Re: Help re getting out of bed at night
I would try it as a first line of defense, but it didn't work for us. When DS#1 first climbed out of his crib we moved him to a bed and he immediately started coming out of the room. We tried the Supernanny thing at bedtime and it took about an hour and he went to sleep. I thought we were golden. Repeat for an hour at 10pm. And 2am. Some time later I finally gave up and literally slept in the hall with him. This went on for about 3 nights before I had a nervous breakdown because DH was going OOT for work the next night.
Since we were living in a corporate apt. at the time (just moved back to the US) and it wasn't well childproofed, I was convinced he was going to wander around at night and hurt himself or burn the place down. We put the mattress on the floor and took almost everything out of the room and turned the doorknob around so the lock was on the outside (we also have a video monitor). He yelled for 30 minutes, but then went to sleep. I have no idea if he tried it during the night, but he didn't cry at all. The next night it was 5 minutes of yelling. After a couple of nights I started unlocking it after he was asleep and putting up a gate in the hall. After that I didn't even lock it when I put him to bed. Two years later I am happy to report no problems staying in his room.

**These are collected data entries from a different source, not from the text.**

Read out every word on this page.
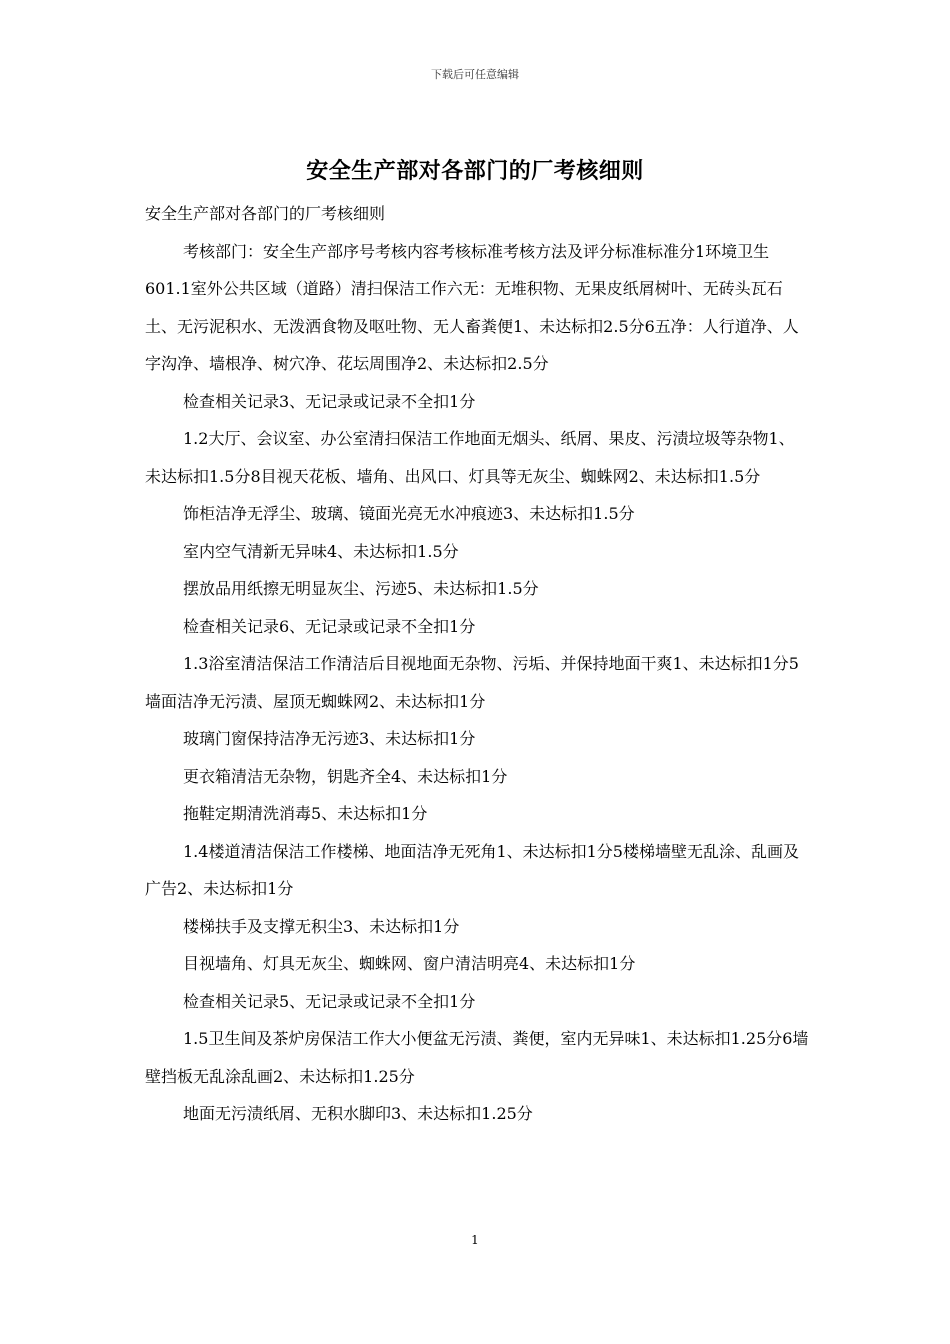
下载后可任意编辑
安全生产部对各部门的厂考核细则

安全生产部对各部门的厂考核细则

考核部门：安全生产部序号考核内容考核标准考核方法及评分标准标准分1环境卫生601.1室外公共区域（道路）清扫保洁工作六无：无堆积物、无果皮纸屑树叶、无砖头瓦石土、无污泥积水、无泼洒食物及呕吐物、无人畜粪便1、未达标扣2.5分6五净：人行道净、人字沟净、墙根净、树穴净、花坛周围净2、未达标扣2.5分

检查相关记录3、无记录或记录不全扣1分

1.2大厅、会议室、办公室清扫保洁工作地面无烟头、纸屑、果皮、污渍垃圾等杂物1、未达标扣1.5分8目视天花板、墙角、出风口、灯具等无灰尘、蜘蛛网2、未达标扣1.5分

饰柜洁净无浮尘、玻璃、镜面光亮无水冲痕迹3、未达标扣1.5分

室内空气清新无异味4、未达标扣1.5分

摆放品用纸擦无明显灰尘、污迹5、未达标扣1.5分

检查相关记录6、无记录或记录不全扣1分

1.3浴室清洁保洁工作清洁后目视地面无杂物、污垢、并保持地面干爽1、未达标扣1分5墙面洁净无污渍、屋顶无蜘蛛网2、未达标扣1分

玻璃门窗保持洁净无污迹3、未达标扣1分

更衣箱清洁无杂物，钥匙齐全4、未达标扣1分

拖鞋定期清洗消毒5、未达标扣1分

1.4楼道清洁保洁工作楼梯、地面洁净无死角1、未达标扣1分5楼梯墙壁无乱涂、乱画及广告2、未达标扣1分

楼梯扶手及支撑无积尘3、未达标扣1分

目视墙角、灯具无灰尘、蜘蛛网、窗户清洁明亮4、未达标扣1分

检查相关记录5、无记录或记录不全扣1分

1.5卫生间及茶炉房保洁工作大小便盆无污渍、粪便，室内无异味1、未达标扣1.25分6墙壁挡板无乱涂乱画2、未达标扣1.25分

地面无污渍纸屑、无积水脚印3、未达标扣1.25分

1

I think Zach is a lot older than DS#1 was at the time. How is his receptive language? Do you think you might be able to talk with him about staying in his room until mommy comes in? I would use what we did as a "last resort", but safety is obviously a huge issue. He's been coming straight to your room, but could he get to other parts of the house (bathroom, kitchen, etc.)?
Your experience with SN method is exactly what I am envisioning, esp. b/c the issue is getting up in the middle of the night right now (1 AM).
His receptive language is good in that he understands what we tell him, but he has that toddler thing of disobeying going on as well. Safety-wise, he can get into other bedrooms and the bathroom, but not downstairs, as we have a gate at the top of the stairs.
We have 1940's doors on the house, so we can't easily lock them (they have keyholes and I have no idea where the key is). We might be able to baby gate his room, though. We have a couple in other places in the house, and he cannot open them. Thanks for the idea!